Upon the breaking out of the war with Mexico, he enlisted in the Fifteenth Infantry, United States volunteers, under General (then Colonel) George W. Morgan, with whom he remained until the close of hostilities. The military record of the family is rather bright, his grandfather having served in the war for independence, his father in the war of 1812, and his only brother following the fortunes of Sherman on his march to the sea. In 1849 he left the East to seek his fortune in the far West. After hunting and trapping for a time on the western slope of the Rocky Mountains, he came onto Oregon, and then proceeded to the mines of Northern California, where he followed mining with good success until 1855, during which time he took part in two Indian wars, and had many skirmishes with the savages. In the fall of the above year he returned to Oregon and entered the service of the Indian Department under General Joel Palmer, with whom he served in different capacities. He was one of the nine men sent out by the Department, under the command of Captain Jake Rhinerson, to gather and bring in the hostile Rogue River Indians and place them on the Coast Reservation, located at Fort Yamhill and the Silitz, during which service he had many very narrow escapes from savage fury. He then for a time served as an express messenger for the Indian Department.
When he had severed his connection with the Department, he started on a perilous trading and prospecting trip to the headwaters of the Columbia River, passing through a hostile Indian country from The Dalles to the Pend d’Oreille in safety, owing to his knowledge of the Indian character, and his possessing the faculty of obtaining the good will and respect of the Indians. After making this successful trip, he came to Puget Sound, and served one season on the United States Boundary Commission, then locating the boundary line between Washington Territory and British Columbia. On the breaking out of the great Frazer river excitement, he was the first to establish a trading post above Fort Yale, where he also successfully embarked in mining operations.

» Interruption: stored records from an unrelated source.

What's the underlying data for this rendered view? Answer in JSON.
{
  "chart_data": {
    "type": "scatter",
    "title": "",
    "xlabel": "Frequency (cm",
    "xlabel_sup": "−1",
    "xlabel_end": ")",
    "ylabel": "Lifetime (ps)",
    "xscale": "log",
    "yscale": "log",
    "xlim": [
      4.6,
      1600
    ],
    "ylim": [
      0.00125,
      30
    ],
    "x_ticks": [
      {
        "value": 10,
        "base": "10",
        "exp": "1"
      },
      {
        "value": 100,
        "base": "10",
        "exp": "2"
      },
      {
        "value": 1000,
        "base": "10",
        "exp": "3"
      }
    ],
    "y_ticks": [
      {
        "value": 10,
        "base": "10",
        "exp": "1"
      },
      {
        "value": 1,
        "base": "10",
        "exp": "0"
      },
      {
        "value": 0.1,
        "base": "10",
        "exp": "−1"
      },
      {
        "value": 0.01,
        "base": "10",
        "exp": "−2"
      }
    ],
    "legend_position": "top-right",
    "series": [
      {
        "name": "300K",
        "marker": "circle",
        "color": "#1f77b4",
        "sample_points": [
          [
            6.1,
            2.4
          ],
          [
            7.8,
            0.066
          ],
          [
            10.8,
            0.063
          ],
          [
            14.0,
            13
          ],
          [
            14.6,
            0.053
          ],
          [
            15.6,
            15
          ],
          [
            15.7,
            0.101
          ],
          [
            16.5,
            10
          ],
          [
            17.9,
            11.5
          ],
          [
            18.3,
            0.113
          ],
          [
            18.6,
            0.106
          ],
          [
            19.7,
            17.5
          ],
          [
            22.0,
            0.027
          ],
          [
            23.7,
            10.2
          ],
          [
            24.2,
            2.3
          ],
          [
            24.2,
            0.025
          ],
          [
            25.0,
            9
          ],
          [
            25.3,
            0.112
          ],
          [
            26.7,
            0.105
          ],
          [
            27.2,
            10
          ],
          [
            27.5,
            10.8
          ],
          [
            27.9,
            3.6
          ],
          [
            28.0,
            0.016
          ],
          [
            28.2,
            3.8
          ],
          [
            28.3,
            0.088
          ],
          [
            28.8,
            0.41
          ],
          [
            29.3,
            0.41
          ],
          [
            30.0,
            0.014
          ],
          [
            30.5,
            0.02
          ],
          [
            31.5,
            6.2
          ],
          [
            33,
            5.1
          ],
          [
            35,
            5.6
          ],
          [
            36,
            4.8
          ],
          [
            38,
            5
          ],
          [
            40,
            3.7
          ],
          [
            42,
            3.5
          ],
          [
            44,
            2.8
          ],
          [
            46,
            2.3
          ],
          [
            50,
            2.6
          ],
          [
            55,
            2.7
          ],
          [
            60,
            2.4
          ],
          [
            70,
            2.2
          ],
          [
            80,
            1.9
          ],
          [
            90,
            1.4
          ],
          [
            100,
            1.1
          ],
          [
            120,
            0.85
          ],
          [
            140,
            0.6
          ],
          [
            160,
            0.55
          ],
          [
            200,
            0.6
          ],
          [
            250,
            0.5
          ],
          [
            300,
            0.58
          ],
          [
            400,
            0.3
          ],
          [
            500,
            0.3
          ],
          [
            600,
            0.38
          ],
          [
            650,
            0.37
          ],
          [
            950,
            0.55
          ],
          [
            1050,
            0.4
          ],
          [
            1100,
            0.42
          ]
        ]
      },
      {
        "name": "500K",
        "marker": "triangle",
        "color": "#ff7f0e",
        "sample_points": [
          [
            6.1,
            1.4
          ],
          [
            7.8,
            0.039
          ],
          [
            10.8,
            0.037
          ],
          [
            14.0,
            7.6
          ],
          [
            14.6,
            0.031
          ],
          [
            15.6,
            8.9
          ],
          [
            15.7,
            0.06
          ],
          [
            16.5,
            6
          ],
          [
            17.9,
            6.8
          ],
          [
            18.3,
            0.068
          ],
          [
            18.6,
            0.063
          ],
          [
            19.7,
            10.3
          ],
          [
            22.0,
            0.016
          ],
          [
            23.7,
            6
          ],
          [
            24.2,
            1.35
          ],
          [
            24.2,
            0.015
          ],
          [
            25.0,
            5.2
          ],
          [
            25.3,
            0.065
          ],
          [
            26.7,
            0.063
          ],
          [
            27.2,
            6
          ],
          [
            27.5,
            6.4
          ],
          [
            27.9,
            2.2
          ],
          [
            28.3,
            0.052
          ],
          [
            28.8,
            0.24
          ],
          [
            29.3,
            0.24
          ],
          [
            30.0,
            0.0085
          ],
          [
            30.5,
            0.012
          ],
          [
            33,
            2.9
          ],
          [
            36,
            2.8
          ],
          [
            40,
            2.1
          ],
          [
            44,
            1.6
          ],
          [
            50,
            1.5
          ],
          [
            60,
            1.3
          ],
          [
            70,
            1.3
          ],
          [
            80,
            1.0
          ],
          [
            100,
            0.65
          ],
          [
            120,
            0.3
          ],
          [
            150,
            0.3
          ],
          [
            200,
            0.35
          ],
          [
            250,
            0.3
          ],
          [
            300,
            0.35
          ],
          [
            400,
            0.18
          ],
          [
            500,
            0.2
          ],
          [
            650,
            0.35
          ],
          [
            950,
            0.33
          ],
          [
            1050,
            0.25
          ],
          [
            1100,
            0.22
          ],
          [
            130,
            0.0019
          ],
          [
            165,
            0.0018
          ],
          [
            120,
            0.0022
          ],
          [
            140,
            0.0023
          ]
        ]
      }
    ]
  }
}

In the latter part of 1859, Mr. Munks concluded to retire from trapping, hunting and the life of a mountaineer, and that year selected his beautiful place on Fidalgo Island, now known as Munks’ Landing. His nearest white neighbor at the time of his locating on the island was twenty-five miles distant. Although surrounded by Indians in his new home, he was never molested. In the spring of 1860 he again caught the trading fever, and going to The Dalles purchased pack animals and loaded them with goods, and went to the Similkameen mines, where he disposed of horses and goods to good advantage, and again returned to The Dalles. There he joined a government exploring expedition, under Major Stein, for the purpose of exploring the Harney Lake country.
In the following fall he returned to his island home, where he has since resided, engaged in the cultivation of his large farm, in beautifying his home, and in conducting his mercantile store, in which he has been engaged for the past eighteen years. He has held various offices of public trust, and for the past twenty years has been postmaster at Fidalgo. Mr. Munks has one of the finest farms on Puget Sound; and Munks’ Landing is one of the old landmarks on the Lower Sound. No one travels that route without remarking upon the delightful surroundings and beautiful landscape that greet the eye as he comes in sight of Fidalgo.
Mr. Munks has accumulated a sufficiency of this world’s goods to enable him to take that ease and comfort that always attend an active and industrious life. He owns over one thousand acres of valuable land in Skagit, Whatcom and King counties. His Fidalgo property has become very valuable, as the Ship Harbor Railroad now building has established a station near his steamer landing; and it is his intention to plat part of his farm for a townsite. It is certainly one of the most beautiful locations for a city to be found on the Sound.